Now? No, wait – procrastinate! The art of putting things off

Let’s face it, we are all guilty of procrastination. How many times do you tell yourself that you will get something done only to keep putting it off? Maybe its something around the house like cleaning the garage, paying bills, or filing your taxes. Perhaps its a doctor or dentist appointment you promise yourself to schedule. Whatever the task, there may be several reasons why people master the art of putting things off. Let’s examine some of these factors.

Magnification and Minimization
Procrastinators typically overestimate or magnify the time and difficulty of the tasks that they put off. As a result, their to-do list feels more difficult, tedious and unpleasant than it may actually end up being. Others may minimize time estimates by saying, “It won’t take that long”, which leaves them scrambling at the last minute.

Can’t Find the Time
“I will do it when I can find the time”. Does this sound familiar? Sometimes we hope or convince ourselves that time will magically appear, thus allowing us to finally get down to business.

Perfectionists sometimes often adopt the mindset, “If you can’t do it right, then don’t do it at all”. This all-or-nothing approach can create a perception of needing more time than might actually be required. It also presumes that there is a “right” way to do things, which can be a counterproductive.

Emotions and Stress
Emotions often get in the way of being efficient and productive. If you are feeling overwhelmed, stressed, tired, or pulled in too many directions you may not know where to begin. If you are anxious or depressed, then getting through the day can be enough of a challenge. Sometimes the task itself can causes anxiety or stress because its something you don’t want to do, but rather you have to or should. Addressing your emotional needs by reducing external stressors, where possible, can give you renewed energy to tackle the things that you never seem to get to. Professional help may be needed if your emotions are having a significant impact on your day to day functioning, or if your relationships are suffering.

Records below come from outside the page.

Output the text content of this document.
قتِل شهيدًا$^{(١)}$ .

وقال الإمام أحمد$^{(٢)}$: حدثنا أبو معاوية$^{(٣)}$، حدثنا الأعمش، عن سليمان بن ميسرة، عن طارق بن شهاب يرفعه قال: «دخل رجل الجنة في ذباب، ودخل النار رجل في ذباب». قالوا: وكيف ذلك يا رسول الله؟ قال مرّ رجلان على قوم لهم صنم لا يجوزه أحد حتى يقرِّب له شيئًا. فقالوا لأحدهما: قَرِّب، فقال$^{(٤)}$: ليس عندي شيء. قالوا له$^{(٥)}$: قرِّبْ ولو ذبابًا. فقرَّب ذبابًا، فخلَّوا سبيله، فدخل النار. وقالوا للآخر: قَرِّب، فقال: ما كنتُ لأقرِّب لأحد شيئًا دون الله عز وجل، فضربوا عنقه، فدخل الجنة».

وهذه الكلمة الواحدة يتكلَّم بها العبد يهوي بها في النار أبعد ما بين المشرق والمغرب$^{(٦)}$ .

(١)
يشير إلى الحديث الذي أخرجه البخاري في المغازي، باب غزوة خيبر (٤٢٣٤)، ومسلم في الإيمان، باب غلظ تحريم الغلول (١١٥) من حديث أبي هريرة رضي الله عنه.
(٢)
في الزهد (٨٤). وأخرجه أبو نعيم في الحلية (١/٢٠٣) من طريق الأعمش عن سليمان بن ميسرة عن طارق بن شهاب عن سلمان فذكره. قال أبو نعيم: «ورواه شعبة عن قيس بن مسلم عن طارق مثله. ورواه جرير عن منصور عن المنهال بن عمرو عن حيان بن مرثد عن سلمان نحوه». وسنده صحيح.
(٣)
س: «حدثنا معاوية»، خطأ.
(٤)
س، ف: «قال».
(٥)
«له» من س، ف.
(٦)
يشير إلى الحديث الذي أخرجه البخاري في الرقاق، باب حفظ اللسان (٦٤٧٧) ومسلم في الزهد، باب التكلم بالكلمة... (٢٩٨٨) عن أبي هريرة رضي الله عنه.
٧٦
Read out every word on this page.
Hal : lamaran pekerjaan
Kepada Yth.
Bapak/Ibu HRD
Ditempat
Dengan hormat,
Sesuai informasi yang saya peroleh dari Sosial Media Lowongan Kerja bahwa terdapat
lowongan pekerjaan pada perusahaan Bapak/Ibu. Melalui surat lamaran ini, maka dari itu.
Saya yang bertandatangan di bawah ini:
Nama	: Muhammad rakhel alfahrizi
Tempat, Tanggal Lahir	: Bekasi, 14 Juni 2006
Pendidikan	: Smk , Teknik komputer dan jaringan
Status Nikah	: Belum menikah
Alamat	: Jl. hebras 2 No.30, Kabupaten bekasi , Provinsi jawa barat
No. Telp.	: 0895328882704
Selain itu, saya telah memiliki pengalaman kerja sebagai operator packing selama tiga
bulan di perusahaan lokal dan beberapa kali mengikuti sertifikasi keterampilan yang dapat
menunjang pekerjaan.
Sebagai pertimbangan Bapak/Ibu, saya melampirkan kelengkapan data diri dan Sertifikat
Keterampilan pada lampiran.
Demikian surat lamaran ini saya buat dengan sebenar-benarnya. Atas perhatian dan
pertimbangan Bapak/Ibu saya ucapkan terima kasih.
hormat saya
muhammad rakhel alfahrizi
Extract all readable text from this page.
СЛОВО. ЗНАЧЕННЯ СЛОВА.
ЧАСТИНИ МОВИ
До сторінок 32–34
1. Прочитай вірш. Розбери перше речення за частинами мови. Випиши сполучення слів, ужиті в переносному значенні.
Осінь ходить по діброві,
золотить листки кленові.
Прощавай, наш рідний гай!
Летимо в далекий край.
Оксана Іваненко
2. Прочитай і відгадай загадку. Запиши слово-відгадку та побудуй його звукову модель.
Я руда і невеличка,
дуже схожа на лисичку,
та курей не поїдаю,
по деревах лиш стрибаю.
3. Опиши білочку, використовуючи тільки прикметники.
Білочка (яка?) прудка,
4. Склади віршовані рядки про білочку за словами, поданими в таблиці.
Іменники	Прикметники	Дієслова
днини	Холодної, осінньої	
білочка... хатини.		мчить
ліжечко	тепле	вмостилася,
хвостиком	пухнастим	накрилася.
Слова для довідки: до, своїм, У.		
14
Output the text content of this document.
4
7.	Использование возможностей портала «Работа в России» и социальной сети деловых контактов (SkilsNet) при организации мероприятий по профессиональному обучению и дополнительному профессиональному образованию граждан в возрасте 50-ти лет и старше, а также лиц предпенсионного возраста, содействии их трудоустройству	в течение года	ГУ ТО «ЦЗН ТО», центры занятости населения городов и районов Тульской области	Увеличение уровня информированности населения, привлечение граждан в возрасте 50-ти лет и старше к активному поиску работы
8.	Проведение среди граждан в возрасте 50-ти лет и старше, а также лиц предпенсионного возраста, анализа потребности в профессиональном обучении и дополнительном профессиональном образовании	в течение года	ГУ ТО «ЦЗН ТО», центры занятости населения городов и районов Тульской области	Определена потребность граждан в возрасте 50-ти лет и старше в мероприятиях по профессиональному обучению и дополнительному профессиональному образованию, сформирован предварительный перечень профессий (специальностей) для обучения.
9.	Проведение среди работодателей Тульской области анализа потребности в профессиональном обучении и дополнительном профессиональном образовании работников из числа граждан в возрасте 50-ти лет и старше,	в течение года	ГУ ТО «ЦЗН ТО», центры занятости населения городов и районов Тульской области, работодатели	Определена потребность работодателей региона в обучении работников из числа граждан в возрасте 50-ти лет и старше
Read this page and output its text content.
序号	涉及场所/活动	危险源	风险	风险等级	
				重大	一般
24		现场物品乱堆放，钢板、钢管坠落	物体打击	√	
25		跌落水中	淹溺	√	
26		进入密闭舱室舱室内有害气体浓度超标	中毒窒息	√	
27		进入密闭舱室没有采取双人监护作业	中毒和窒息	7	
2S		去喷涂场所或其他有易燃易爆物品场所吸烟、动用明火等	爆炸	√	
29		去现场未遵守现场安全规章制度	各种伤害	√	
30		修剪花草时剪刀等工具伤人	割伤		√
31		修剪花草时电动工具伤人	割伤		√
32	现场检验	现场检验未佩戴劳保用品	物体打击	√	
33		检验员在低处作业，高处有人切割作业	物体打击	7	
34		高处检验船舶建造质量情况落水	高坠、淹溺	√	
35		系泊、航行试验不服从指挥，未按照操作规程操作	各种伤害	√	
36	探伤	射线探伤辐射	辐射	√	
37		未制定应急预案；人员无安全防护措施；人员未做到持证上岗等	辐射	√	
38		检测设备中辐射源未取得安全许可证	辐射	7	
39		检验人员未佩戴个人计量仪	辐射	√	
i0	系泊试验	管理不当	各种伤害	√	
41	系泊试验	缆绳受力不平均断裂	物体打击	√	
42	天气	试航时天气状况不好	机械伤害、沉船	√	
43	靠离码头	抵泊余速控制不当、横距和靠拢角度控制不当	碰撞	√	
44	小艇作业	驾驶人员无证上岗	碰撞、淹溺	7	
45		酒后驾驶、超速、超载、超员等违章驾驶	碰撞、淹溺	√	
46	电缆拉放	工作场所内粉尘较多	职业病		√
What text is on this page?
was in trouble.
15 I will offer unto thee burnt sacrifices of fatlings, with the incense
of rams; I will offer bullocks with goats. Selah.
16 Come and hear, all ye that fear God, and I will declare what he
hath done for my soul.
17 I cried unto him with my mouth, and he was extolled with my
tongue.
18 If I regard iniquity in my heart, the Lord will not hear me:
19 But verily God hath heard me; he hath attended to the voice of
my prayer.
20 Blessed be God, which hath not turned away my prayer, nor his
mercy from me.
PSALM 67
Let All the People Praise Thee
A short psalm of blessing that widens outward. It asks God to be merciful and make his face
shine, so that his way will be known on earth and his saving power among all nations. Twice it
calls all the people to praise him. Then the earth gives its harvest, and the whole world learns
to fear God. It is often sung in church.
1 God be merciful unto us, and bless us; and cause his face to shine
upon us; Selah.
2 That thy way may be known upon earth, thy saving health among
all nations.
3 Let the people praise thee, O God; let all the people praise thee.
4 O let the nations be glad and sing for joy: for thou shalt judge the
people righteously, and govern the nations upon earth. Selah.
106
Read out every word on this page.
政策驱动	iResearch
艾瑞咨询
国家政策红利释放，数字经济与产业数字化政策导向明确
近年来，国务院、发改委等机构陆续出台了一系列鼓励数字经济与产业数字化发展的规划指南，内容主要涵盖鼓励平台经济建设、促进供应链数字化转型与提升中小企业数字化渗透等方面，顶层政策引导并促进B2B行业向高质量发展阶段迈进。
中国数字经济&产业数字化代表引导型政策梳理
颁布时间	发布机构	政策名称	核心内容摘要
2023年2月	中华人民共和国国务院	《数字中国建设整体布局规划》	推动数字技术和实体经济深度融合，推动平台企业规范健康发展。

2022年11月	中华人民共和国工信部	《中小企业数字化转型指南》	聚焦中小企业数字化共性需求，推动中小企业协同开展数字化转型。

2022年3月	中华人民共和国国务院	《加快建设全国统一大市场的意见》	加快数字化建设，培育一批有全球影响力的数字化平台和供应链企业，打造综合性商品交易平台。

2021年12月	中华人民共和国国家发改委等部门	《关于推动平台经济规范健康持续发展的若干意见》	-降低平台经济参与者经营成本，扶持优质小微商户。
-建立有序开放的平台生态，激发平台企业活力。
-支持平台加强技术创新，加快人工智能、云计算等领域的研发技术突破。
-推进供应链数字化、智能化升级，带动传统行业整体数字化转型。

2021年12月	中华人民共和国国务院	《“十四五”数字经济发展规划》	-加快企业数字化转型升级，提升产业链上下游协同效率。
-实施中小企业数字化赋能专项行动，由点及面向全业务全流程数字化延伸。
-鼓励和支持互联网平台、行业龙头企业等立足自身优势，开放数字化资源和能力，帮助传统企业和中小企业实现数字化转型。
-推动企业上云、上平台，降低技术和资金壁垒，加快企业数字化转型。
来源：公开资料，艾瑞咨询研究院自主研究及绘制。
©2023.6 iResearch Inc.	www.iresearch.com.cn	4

Getting Down to BusinessĀ 
Now that we have examined some of the factors that contribute to procrastination, you may be wondering what you can do about it. Here are some suggestions:

  • Improve your predictive ability. Whether you magnify or minimize, it would be beneficial to more accurately assess the tasks at hand.
    • Try this: Before you start a task rate it on a scale of 1-10 in terms of difficulty. Also, estimate how much time it will take to complete it. Note these predictions and compare the actual time and difficulty you experience. Doing this will help you improve the accuracy of your predictions.
  • Unwind from stress. Find some healthy outlets to unburden yourself from the stresses of life.
  • Break down tasks in to smaller, manageable steps. Use dates and reminders to keep you on track.
  • Get help for more serious emotional difficulties like depression or anxiety disorders
  • Don’t try to find time, make time. Use a calendar, computer, day planner or smart phone app to help you manage and better plan you time. Visualizing your to do list will help you plan accordingly. (Check out Astrid and GQueues for task management apps)
  • Prioritize. Write down all of your to do’s and put them in order based on priority. Consider using three categories: “Must Do”, “Would Like To” and “Later”. Make sure to use all three categories! Set a time frame for each and start with the “Must Do’s”.
  • Make a public commitment. Telling someone that you will do something increases the likelihood that you actually will. You can tell a friend, your spouse or update your status on Facebook. Positive feedback, accountability and encouragement from others can be highly motivating.
  • Free yourself of perfectionistic expectations. Practice being okay with things being “good enough”.
  • Use the 15 minute rule: Make it a goal to work on the task for 15 minutes. At the end of 15 minutes feel free to stop, but try to go for another 15 minutes if you can. Slow and steady progress is much better than none at all.
  • Start with the easiest task first. This can help build momentum by building on your successes while shortening your to-do list.
  • The two minute rule: Adopt the mindset “If it takes less than two minutes, do it now”.

Now that you have some ideas on how to be more productive, try to tackle something today. What are you waiting for?